Emily and the Bible

Scripture  (from I told my soul to sing)

In her reflective commentary, Kristin LeMay argues that Emily Dickinson shows the influence of biblical language in her poetry. At one point when her aunt falls ill, Emily bitterly accuses God with scriptural language: “Whom shall I accuse? . .  . The enemy,’ eternal, invisible and full of glory.'” Probably does not reveal any reverence, but certainly familiarity.

“The Bible dealt with the center, not the circumference,” Emily comments in a letter to her friend Elizabeth Holland. So it becomes a pivot for her to spread out and explore subjects the Bible misses. Here is a poem LeMay quotes to suggest Emily’s relationship to the Bible.

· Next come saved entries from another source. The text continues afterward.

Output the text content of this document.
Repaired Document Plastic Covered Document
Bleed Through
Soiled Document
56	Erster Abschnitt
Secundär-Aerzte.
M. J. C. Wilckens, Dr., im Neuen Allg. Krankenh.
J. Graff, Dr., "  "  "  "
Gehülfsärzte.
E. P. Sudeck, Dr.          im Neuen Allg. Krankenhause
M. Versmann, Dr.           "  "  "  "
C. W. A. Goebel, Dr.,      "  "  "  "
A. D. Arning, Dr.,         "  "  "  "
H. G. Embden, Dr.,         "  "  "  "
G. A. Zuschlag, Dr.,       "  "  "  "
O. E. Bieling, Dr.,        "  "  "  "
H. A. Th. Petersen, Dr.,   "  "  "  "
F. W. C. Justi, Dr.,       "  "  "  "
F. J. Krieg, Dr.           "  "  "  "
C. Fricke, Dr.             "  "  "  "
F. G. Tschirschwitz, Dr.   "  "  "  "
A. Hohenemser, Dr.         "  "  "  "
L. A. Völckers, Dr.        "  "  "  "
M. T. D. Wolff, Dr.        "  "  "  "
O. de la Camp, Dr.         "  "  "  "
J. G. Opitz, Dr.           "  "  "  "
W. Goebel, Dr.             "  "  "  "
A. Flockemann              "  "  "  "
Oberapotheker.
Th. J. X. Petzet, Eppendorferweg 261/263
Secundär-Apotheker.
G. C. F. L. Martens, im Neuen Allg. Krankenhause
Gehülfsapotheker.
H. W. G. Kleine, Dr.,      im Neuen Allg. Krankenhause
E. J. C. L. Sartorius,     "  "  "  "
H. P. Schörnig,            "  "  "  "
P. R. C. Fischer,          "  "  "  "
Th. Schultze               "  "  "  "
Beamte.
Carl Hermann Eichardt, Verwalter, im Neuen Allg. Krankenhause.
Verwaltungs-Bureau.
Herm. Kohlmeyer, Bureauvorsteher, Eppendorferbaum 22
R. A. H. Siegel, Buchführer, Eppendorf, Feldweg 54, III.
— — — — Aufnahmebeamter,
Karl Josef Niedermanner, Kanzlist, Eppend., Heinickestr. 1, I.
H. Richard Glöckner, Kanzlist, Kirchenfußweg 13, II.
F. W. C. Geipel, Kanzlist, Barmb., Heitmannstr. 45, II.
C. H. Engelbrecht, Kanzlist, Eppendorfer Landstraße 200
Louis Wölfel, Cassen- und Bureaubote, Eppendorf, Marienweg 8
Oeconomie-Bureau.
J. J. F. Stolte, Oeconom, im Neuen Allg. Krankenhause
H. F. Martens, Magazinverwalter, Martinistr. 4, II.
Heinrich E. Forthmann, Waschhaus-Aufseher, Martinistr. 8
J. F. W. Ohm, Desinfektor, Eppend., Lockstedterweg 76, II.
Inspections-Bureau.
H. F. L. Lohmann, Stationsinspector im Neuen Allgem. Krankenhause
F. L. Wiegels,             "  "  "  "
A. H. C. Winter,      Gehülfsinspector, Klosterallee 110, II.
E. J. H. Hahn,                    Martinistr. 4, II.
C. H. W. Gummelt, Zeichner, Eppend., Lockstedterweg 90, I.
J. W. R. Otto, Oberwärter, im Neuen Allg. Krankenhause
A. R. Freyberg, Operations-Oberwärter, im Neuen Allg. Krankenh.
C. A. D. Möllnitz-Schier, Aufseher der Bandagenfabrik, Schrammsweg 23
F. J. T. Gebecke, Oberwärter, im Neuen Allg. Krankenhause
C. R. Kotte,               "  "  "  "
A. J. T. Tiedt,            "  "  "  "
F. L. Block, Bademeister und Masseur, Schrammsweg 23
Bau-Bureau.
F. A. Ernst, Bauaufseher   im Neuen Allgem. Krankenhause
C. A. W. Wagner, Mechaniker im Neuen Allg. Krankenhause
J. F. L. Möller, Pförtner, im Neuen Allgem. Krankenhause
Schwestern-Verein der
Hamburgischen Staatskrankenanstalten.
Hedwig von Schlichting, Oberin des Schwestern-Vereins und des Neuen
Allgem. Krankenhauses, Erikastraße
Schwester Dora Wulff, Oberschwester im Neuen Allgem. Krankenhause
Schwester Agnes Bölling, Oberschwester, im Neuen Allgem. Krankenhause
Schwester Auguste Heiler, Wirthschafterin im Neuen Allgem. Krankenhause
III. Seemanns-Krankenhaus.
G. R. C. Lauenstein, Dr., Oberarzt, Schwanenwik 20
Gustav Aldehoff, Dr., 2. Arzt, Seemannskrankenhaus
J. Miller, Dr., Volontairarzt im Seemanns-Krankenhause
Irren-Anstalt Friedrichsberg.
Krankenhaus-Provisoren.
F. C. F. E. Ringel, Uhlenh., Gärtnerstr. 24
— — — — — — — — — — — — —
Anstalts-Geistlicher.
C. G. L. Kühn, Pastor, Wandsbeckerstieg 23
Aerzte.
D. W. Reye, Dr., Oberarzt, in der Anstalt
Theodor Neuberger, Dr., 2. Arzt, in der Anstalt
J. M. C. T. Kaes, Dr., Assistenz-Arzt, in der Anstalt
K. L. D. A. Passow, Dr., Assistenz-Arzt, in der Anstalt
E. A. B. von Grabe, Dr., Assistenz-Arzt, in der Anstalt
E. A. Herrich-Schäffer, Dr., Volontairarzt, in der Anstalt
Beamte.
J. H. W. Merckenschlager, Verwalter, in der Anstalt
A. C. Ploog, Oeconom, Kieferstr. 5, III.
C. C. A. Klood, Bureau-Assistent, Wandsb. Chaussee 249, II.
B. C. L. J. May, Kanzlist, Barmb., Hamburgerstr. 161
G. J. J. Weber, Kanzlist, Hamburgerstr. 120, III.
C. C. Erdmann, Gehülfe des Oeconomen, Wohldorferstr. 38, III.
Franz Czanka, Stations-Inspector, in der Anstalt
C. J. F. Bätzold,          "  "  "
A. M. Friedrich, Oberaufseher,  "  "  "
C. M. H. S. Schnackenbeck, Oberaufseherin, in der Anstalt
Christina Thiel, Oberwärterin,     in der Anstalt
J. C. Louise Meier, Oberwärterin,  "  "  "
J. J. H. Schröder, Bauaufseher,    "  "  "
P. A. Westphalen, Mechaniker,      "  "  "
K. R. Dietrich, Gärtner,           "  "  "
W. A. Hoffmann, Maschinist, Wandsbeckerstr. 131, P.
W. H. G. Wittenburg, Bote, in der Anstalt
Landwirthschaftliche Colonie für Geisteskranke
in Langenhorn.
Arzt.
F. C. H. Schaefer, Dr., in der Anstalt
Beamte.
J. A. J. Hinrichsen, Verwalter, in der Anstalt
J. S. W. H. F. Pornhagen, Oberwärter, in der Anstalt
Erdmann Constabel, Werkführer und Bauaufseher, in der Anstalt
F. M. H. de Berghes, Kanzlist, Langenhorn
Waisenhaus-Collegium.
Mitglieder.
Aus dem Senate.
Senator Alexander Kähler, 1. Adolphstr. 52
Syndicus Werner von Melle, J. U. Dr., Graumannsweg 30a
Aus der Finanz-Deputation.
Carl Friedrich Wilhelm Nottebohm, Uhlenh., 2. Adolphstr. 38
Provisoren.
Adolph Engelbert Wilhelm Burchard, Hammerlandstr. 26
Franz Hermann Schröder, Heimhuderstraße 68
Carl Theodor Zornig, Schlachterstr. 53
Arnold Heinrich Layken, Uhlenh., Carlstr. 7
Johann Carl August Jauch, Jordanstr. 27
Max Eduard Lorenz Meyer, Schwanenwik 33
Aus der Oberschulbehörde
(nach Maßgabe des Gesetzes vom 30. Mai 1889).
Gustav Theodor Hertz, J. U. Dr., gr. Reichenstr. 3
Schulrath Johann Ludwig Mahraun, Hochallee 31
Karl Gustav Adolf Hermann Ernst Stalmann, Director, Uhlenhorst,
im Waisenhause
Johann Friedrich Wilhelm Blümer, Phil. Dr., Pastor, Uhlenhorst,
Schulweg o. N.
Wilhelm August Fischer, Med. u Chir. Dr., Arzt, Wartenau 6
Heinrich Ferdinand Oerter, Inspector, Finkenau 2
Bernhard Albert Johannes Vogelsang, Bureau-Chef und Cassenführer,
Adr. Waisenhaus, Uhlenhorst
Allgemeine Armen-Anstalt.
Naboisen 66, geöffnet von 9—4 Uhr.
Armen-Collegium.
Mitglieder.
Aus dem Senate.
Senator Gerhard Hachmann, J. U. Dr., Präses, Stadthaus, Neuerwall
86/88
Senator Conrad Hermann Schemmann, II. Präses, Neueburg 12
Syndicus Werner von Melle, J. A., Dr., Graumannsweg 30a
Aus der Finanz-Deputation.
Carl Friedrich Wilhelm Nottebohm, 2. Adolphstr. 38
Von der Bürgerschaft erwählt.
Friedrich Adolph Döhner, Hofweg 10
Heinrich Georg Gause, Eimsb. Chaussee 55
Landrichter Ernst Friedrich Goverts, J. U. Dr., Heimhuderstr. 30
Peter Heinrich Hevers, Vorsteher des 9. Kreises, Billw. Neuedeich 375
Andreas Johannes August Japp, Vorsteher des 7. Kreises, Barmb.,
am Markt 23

I held a Jewel in my fingers–
And went to sleep–
The day was warm, and the winds prosy–
I said “Twill keep”–

I woke– and chid my honest fingers,
The Gem was gone–
And now, an Amethyst remembrance
Is all I own.

How many Bibles have merely symbolic significance in their homes?  They are a remembrance of Sunday School or simpler days or a life event (birth, marriage, funeral). Now the connection is more like a dream. Life doesn’t flow to the reader, just memories– the amethyst. So the Bible marks another time, a different awareness, a lost innocence.   Was this what Emily meant by this poem?

If the Bible does not speak to my circumference, it cannot stay at my center.